The opposition claims that the case is only about transgender people. This is about government over-reach concerning state’s rights. The DOJ is wanting to redefine the term “sex” in Title 7. The original meaning in the 1970’s was biological gender. Now the DOJ is redefining the term to mean “gender-identification”. The DOJ enforces the law, but Congress writes the law.
If discrimination is based on identification then when does it end? Can I identify as a handicapped person and receive benefits? Can I identify as an African American and receive scholarship money as a minority? Where is the dividing line between reality and identification?
I agree with Gov. Pat McCrory. I do not want men in the bathroom with my wife or daughter. HB-2 was a needed, but not perfect law. Stand strong, Governor, in support of common sense and decency.
The NC lawsuit elevates this case from an NC issue to a 50 states issue. I don’t believe that NC is the last of the 50 states to resist bathroom openness.
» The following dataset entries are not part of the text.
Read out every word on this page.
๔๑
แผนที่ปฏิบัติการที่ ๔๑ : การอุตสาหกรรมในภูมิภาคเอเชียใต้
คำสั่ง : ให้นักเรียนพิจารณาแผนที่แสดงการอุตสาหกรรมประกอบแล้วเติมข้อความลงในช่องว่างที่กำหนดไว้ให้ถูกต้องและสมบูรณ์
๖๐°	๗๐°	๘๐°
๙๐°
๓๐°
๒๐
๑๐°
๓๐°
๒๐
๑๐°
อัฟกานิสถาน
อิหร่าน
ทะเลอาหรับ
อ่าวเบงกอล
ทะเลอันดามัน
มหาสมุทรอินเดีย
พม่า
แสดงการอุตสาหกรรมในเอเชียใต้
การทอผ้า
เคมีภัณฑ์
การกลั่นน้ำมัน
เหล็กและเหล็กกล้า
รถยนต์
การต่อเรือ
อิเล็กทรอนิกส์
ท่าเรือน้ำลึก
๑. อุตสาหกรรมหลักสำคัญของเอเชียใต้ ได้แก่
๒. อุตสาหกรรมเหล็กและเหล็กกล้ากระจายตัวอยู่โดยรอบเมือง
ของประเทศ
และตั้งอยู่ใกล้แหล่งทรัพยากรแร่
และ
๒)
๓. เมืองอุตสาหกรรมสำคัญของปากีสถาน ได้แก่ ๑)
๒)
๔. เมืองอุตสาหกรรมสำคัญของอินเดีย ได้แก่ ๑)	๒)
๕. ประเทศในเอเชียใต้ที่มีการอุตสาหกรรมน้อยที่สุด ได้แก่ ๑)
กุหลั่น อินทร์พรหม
But yet, NC is under the microscope for taking a stand, bullied by musicians, businesses, and local governments.
Our constitution is resilient when protected and defended. It becomes brittle when viewed as a living constitution due to a Humpty-dumpty mindset.
“When I use a word,’ Humpty Dumpty said in rather a scornful tone, ‘it means just what I choose it to mean — neither more nor less.’